Они поняли по голосу, что он широко и беззаботно улыбается.
И ожили.
Так он стал для них Странником. Неизвестно кем, пришедшим из ниоткуда. С приходом которого жизнь необратимо меняется. Иллюзия покоя и воли сменяется жестокой свободой. Правом выбирать: быть или умереть.
В ванной было холодно до дрожи. Как всегда, первую подачу воды Максимов проспал. Чтобы не ждать следующей, в одиннадцать часов, он ставил на ночь ведро в ванну и открывал кран. Пусть лилось через край, для тех, кто организовал эту скотскую экономию, убыток небольшой, но к его пробуждению всегда была вода.
Морщась и постанывая, он облился по пояс, докрасна растёрся полотенцем. Глянул на тусклую лампочку и решил не бриться.

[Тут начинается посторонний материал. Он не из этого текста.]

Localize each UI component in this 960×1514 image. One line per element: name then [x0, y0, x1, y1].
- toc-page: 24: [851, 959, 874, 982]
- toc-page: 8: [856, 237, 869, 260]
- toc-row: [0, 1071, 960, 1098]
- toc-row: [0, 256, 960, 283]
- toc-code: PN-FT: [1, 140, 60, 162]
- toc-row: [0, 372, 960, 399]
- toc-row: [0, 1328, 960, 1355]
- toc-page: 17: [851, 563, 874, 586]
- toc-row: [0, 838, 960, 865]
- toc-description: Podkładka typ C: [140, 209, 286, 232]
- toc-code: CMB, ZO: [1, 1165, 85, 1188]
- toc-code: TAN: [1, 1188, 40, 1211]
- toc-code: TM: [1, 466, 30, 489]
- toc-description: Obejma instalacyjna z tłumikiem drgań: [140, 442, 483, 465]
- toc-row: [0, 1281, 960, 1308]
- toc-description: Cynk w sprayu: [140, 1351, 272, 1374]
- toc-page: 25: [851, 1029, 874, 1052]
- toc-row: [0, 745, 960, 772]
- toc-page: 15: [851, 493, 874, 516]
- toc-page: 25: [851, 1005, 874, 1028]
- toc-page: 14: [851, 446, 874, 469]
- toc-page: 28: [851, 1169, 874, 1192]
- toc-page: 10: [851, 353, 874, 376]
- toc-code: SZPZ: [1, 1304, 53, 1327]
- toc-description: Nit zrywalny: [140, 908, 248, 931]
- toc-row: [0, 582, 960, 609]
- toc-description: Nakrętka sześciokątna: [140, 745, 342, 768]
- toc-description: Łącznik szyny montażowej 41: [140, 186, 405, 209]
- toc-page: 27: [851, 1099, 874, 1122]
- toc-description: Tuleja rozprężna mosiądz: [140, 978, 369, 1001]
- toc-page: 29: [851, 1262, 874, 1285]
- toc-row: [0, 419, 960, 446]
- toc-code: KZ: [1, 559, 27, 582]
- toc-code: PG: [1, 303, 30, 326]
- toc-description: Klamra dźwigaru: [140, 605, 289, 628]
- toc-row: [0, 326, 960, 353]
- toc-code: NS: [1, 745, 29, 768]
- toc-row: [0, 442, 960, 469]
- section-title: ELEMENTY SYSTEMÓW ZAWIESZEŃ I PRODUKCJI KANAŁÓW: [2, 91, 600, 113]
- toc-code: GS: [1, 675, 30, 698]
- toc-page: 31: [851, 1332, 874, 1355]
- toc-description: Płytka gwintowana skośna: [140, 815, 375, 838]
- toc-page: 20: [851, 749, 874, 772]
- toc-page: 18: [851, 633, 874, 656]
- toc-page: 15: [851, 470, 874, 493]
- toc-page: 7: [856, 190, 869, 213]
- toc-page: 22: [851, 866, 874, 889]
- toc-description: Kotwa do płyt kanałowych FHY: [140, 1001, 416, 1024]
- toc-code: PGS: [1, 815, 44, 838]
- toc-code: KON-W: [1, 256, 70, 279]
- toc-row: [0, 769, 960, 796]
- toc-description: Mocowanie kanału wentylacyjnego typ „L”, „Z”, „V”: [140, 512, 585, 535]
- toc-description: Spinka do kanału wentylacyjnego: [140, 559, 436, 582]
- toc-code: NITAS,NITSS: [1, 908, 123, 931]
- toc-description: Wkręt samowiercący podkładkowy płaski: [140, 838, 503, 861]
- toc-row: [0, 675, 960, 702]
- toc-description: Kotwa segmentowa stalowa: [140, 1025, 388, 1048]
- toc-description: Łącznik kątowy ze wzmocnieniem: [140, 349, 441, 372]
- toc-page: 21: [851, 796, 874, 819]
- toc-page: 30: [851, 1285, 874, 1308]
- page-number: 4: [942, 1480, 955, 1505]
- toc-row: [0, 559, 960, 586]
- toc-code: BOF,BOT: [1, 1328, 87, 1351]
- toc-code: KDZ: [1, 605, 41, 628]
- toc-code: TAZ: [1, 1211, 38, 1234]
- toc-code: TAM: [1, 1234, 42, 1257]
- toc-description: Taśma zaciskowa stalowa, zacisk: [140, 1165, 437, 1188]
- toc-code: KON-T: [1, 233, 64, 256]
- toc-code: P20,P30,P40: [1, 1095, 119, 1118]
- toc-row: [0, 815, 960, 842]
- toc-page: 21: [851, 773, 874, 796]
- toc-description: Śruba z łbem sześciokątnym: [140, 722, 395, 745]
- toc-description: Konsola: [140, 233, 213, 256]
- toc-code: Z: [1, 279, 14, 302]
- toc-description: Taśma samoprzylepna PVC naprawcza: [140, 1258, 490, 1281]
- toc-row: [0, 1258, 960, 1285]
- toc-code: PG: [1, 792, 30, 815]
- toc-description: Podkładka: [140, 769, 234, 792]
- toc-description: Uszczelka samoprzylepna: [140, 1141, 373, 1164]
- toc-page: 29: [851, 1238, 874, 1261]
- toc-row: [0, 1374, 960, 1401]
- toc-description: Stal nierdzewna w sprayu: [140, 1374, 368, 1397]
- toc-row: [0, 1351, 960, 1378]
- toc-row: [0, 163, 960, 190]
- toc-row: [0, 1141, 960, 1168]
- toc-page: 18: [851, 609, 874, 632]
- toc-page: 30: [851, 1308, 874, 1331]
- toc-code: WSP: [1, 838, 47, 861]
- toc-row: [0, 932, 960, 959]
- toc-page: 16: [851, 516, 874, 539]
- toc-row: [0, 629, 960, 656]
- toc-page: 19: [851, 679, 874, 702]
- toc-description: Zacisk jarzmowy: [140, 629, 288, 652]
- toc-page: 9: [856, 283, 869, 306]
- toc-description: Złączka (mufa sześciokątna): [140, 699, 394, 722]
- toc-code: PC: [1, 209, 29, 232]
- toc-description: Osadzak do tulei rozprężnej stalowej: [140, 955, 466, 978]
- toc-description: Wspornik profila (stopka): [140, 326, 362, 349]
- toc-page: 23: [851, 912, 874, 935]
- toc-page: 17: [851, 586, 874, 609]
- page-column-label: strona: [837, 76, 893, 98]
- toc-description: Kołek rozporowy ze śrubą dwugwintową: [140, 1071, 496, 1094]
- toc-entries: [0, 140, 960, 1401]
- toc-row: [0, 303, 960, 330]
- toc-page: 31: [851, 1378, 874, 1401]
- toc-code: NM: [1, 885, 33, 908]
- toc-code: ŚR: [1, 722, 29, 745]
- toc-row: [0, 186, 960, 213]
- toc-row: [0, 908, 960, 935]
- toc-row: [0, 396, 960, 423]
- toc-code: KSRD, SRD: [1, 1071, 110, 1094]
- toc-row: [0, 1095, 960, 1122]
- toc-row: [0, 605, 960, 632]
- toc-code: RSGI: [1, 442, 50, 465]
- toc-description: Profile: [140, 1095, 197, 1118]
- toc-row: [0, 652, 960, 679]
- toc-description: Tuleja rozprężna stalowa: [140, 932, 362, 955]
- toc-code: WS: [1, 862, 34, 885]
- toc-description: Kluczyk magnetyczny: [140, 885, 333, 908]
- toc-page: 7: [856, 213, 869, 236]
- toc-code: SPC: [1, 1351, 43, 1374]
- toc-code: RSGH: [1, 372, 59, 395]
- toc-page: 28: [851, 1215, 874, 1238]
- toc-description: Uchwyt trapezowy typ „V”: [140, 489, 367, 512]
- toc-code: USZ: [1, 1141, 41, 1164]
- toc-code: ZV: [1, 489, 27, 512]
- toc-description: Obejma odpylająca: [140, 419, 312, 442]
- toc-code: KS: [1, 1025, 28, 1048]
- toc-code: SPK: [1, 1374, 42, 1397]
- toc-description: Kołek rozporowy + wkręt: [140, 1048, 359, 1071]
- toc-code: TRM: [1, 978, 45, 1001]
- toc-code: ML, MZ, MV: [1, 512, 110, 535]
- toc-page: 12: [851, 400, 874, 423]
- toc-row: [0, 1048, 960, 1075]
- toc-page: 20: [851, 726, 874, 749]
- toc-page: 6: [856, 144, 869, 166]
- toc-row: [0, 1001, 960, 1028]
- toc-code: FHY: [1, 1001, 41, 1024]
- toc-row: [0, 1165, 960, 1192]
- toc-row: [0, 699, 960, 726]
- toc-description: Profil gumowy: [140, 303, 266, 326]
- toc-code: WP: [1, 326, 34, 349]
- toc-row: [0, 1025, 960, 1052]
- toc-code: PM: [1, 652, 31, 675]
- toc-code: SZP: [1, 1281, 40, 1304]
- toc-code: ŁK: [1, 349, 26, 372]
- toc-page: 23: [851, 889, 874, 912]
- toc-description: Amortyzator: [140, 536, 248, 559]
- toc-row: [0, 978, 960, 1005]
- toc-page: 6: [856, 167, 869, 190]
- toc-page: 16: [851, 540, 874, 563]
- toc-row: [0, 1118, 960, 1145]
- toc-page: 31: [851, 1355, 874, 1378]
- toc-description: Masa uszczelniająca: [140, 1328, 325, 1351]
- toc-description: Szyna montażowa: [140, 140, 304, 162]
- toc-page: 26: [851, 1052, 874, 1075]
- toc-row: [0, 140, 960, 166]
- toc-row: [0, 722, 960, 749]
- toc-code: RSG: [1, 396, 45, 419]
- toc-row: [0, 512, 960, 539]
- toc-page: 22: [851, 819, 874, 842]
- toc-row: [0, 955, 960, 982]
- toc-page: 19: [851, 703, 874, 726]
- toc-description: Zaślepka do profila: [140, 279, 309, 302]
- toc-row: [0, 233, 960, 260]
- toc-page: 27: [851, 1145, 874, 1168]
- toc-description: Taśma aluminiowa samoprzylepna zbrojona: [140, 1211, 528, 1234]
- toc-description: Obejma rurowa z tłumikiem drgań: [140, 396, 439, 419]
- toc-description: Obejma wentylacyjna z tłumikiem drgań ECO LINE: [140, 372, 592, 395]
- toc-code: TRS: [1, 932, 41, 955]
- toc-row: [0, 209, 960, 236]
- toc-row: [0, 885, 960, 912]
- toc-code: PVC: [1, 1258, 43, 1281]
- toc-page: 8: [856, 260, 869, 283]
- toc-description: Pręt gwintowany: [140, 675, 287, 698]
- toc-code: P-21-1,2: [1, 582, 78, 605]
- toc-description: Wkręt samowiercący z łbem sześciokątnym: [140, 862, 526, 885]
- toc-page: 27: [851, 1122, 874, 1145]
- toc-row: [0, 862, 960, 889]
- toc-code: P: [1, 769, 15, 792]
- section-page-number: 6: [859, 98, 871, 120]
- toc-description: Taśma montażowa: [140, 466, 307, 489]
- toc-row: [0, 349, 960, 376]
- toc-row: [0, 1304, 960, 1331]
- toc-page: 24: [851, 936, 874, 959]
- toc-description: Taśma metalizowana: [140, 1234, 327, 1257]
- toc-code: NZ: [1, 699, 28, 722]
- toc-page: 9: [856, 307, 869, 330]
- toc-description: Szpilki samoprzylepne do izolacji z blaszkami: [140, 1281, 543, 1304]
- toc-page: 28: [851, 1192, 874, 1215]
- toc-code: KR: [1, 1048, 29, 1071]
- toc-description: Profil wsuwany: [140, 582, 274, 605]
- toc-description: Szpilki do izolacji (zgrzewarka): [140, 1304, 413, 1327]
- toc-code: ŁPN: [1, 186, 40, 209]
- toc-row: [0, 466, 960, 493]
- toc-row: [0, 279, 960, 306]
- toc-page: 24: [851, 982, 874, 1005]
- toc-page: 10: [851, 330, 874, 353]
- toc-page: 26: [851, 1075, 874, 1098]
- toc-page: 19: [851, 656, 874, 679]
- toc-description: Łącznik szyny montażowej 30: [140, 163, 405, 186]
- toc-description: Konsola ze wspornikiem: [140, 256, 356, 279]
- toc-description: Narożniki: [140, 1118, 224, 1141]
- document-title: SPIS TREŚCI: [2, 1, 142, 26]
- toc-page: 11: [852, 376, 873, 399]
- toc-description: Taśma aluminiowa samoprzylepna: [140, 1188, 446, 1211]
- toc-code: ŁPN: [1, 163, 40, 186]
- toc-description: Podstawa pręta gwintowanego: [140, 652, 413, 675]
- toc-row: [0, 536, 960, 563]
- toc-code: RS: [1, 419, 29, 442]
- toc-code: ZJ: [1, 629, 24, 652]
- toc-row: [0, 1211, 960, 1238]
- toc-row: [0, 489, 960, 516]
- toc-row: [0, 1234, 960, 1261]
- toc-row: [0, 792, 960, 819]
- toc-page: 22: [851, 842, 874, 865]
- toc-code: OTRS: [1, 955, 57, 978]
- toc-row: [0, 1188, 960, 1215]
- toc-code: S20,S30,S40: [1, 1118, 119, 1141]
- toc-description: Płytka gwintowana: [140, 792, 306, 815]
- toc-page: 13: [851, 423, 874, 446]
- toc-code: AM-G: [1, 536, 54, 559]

Больше всего по утрам его раздражала эта мерзкая, в белесых известковых разводах, еле переливающаяся тошнотворно-жёлтым светом, лампочка.
Жилище в лучшие времена принадлежало какому-то мелкому «новому русскому», учудившему личную перестройку на площади всех квартир на этаже. Как выглядело всё в те «лучшие времена», сказать было уже невозможно. Уплотнённые и подселённые разношёрстные жильцы, очевидно, руководствуясь генной памятью, коллективными усилиями, усугублёнными склоками и подлянками, уничтожили остатки «евростандарта» и воспроизвели интерьеры классической коммуналки двадцатых годов прошлого века.
Нравы завелись соответствующие. На трёхстах квадратных метров, поделённых на клетушки, полыхали зощенко-шекспировские страсти. Но дальше порога не выплёскивались. Жильцы коммуналки, даже захлёбываясь желчью и исходя праведным гневом, никогда не перегибали палку. Потому что к любому можно придраться, а уж в наши дни — и подавно, поэтому никто не хотел провоцировать соседа на крайности; ещё не остыв от кухонной склоки, стукануть на обидчика оперу или старшему по дому мог любой, а документы в порядке были не у всех, пойдёт писать губерния, и мириться придётся уже в КПЗ.
Единственной благонадёжной в квартире, если не во всём доме, заселённом злостными неплательщиками, маргинальными личностями и откровенно криминальным элементом, считалась Мария Алексеевна, престарелая мать вертухая Бутырки в малом чине, да и та вторую неделю не вставала с постели.
У себя в комнате Максимов допил остатки вчерашнего чая и, подавив отвращение, с трудом прожевал кусок колбасы, ставшей за ночь серой и ослизлой. Колбаса теперь делилась на «гуманитарную» и «отечественную». Третьесортный по европейским стандартам, да ещё явно «второй свежести», деликатес «гуманитарки» полагался по карточкам и то не всем. Оставленным без льгот или хронически безденежным предлагалось демонстрировать чудеса патриотизма — жрать «отечественную» и не помирать от отравления.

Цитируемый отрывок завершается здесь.